I think that the first thing that’s important is just understanding how these LLMs think. And you can try this on your own, but when you go and put in a prompt, you’ll see it will have some sort of description on what matters and what it’s going to review when it comes up with the answer. And then if it’s product related, it will recommend a number of products and then allow you to look through those products, click on which one you want to buy, and it will today redirect you to the site to purchase it.
In the future, think you’ll actually be able to, well, I don’t think, I know you’ll actually be able to buy it within that experience. Right. You go a little bit further down and you’ll see sources. You can click on the sources and then what will happen is in a, in a window on the right side, it will show you the different URLs that chat GPT or perplexity or others referenced in their process of trying to answer the question or the prompt that you put in. And we built a tool that looks at all of those indexes then.
and then categorizes them to show, okay, is it product review sites? Is it YouTube? Is it Reddit? Is it own content? What’s actually influencing the answers? And so when we think about how do you influence it, right? It’s content, but it’s not just content for content sake. It’s content that truly answers the question that the individual had. Sometimes,
Greg Shuey (14:18.562)
You know, there’s a set of questions, right?
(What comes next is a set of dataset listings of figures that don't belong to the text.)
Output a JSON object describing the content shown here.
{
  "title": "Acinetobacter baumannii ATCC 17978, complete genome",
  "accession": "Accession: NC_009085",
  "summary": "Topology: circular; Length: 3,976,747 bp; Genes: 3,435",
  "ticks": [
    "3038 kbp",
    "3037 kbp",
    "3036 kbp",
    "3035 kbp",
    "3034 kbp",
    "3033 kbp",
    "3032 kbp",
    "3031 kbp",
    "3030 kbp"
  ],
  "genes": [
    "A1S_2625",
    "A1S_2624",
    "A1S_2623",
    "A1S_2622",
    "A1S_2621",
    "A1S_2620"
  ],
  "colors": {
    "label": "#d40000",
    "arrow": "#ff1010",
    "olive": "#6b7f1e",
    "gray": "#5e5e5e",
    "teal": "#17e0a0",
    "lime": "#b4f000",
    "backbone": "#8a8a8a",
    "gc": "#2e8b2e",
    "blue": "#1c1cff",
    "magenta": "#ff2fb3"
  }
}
I’ll ask about the best running shoes and then it will say, well, do you want comfort? You know, do you have wide feet? It’ll, ask more and more details and then you’ll provide more and more context. so I think the best way to influence these is to put out content that is built on the principles of great marketing, but also answers every question that an end user can have. think case studies are great. I think tables with data are great.
There are some SEO related things like semantic URLs or URLs that clearly state what the article or blog post or piece of content is about rather than a mix of random numbers. Take AI overviews as an example and how successful those are. There’s a lot of traffic on Google that now doesn’t actually click because they get what they need through AI overviews. Think about writing your content the same way.
If you can spoil the answer in an AI overview like way at the top of the article and then get into the details, that’s also beneficial for AI picking up your brand. Going to forums, wherever your brand is mentioned and talking about your brand in a non-Selzy like way. Recency is important. So if you aren’t keeping up with the content regularly or you just republish it the date, but you don’t meaningfully change or update the content.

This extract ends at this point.